I'm trying to do exercise 27 in chapter of Marcus but it seems to me there is a typo or maybe it's me not understanding.
The exercise is the following
Let $\alpha^5=5(\alpha+1)$ R=$\mathbb{A}\cap \mathbb{Q}[\alpha]$.
Let $p\neq 3$ be a prime of $\mathbb{Z}$.
Show that the prime decomposition of pR can be determined by factoring $x^5-5x-5 \; mod\; p$
Do it for p=2
The hint is to use a previous exercise that tells us that the discriminant of $\alpha$, root of the irreducible polynomial $x^5+ax+b$ is $disc(\alpha)=4^4a^5+5^5b^4$ so in our case the discriminant is $5^5*3^3*41$ (isn't it?).
Another theorem (27 chapter 3 of Marcus Number Fields) tells us that we can decompose pR factoring the minimal polynomial of $\alpha$ if $p\not||S/R[\alpha]|$ where S is the integer ring of L and R is the integer ring of K, with L:K.
If I'm not wrong in our case we have $|S/R[\alpha]|=|\mathbb{A}\cap\mathbb{Q}[\alpha]/\mathbb{Z}[\alpha]|$.
A last corollary tells us that if $p^2\not| disc(\alpha)$ then the hypotesis of the theorem are satisfied.
This allows me to say that all the primes but maybe 3 and 5 satisfy the theorem hypotesis, however I don't know how to say that actually 5 is good but 3 is not.

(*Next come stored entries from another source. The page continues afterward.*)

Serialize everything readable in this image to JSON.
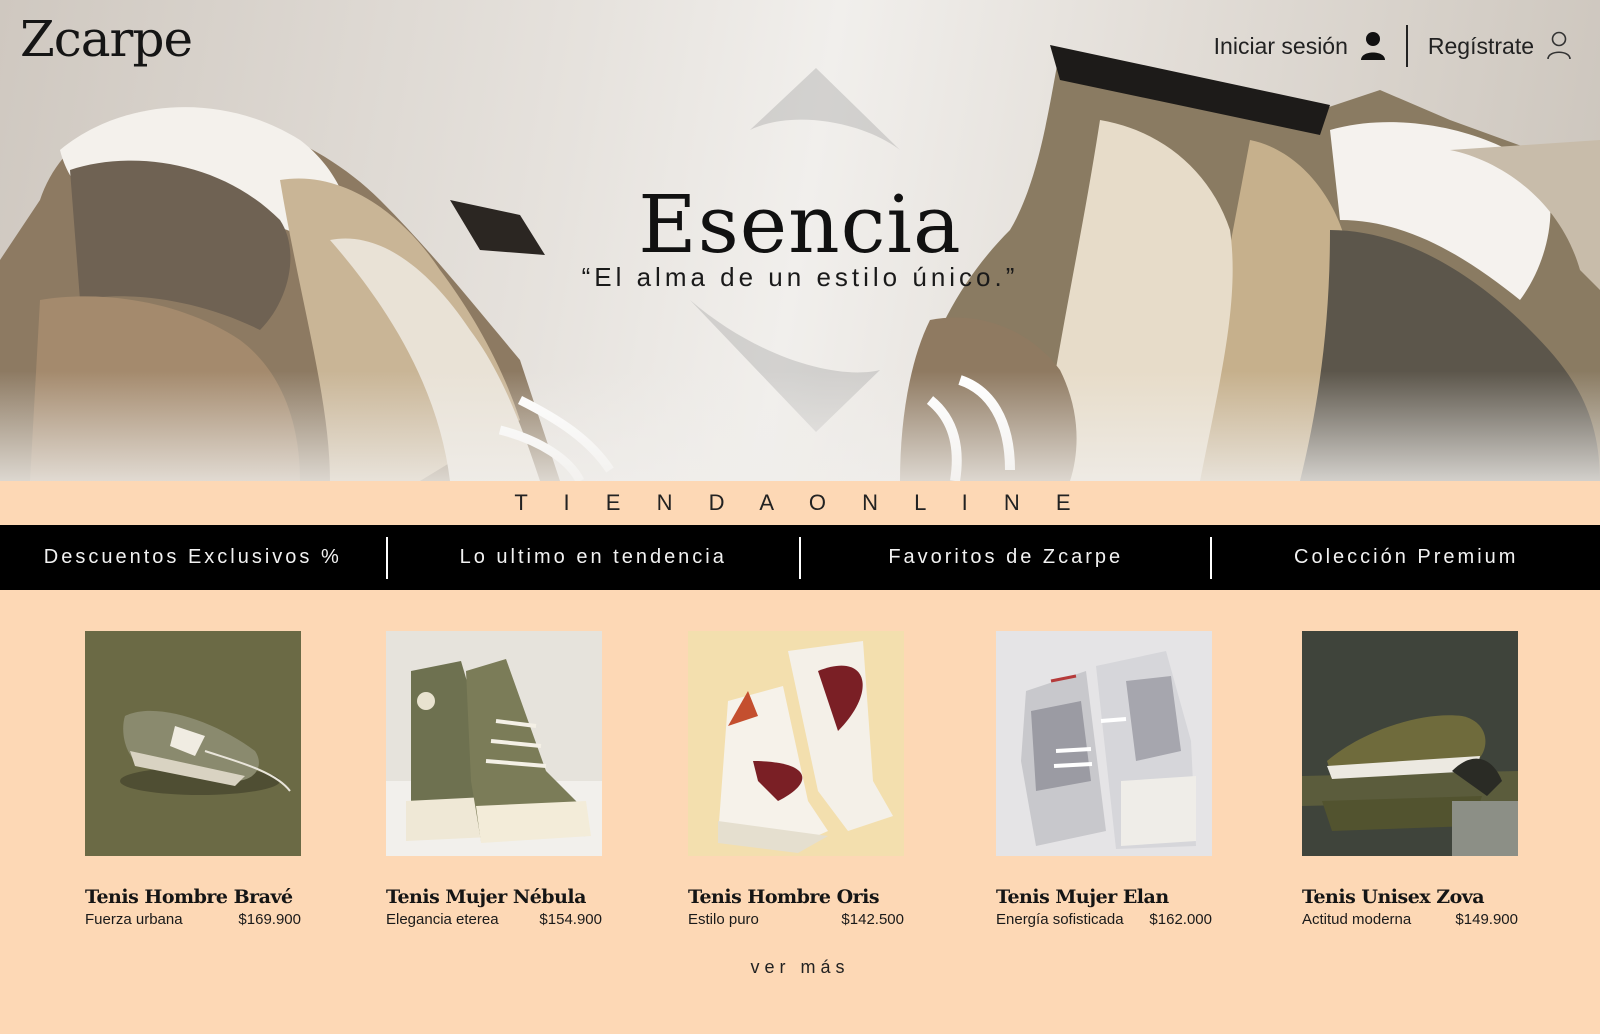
{
  "brand": {
    "logo": "Zcarpe"
  },
  "auth": {
    "login_label": "Iniciar sesión",
    "register_label": "Regístrate"
  },
  "hero": {
    "title": "Esencia",
    "subtitle": "“El alma de un estilo único.”"
  },
  "section_title": "T I E N D A   O N L I N E",
  "nav": {
    "items": [
      {
        "label": "Descuentos Exclusivos %"
      },
      {
        "label": "Lo ultimo en tendencia"
      },
      {
        "label": "Favoritos de Zcarpe"
      },
      {
        "label": "Colección Premium"
      }
    ]
  },
  "products": [
    {
      "name": "Tenis Hombre Bravé",
      "tagline": "Fuerza urbana",
      "price": "$169.900"
    },
    {
      "name": "Tenis Mujer Nébula",
      "tagline": "Elegancia eterea",
      "price": "$154.900"
    },
    {
      "name": "Tenis Hombre Oris",
      "tagline": "Estilo puro",
      "price": "$142.500"
    },
    {
      "name": "Tenis Mujer Elan",
      "tagline": "Energía sofisticada",
      "price": "$162.000"
    },
    {
      "name": "Tenis Unisex Zova",
      "tagline": "Actitud moderna",
      "price": "$149.900"
    }
  ],
  "ver_mas": "ver más",
  "colors": {
    "page_bg": "#fdd8b5",
    "nav_bg": "#000000",
    "nav_text": "#f2f2f2",
    "text": "#1a1a1a"
  }
}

My last option is to compute an integral basis but it seems a long process so I'm asking if there is another way to do it.
Best Answer
There is also a useful theorem: let $\alpha$ be an algebraic integer, let $L=\mathbb{Q}(\alpha)$. Assume the minimial polynomial of $\alpha$ is $p$-Eisenstein. Then $p\nmid [O_L:\mathbb{Z}[\alpha]]$, where $O_L$ is the ring of integers of $L$.
IN your case, the minimal polynomial is $X^5-5X-5$, which is $5$-Eisenstein. So the decomposition of $5$ is reflected by the decomposition of s $X^5-5X-5\mod 5.$
Note that the exercise does not ask to show that it does not work ofr $3$. It indeed does not work: modulo $3$, $X^5-5X-5$ has a decomposition into irreducble factors of the form $f_1^2f_2$, while $3$ actually does not ramify in $L$. A way to see htat would be to compute the discriminant, which is $5^2\cdot 41$, but I on't see an easy argument to do so at this moment.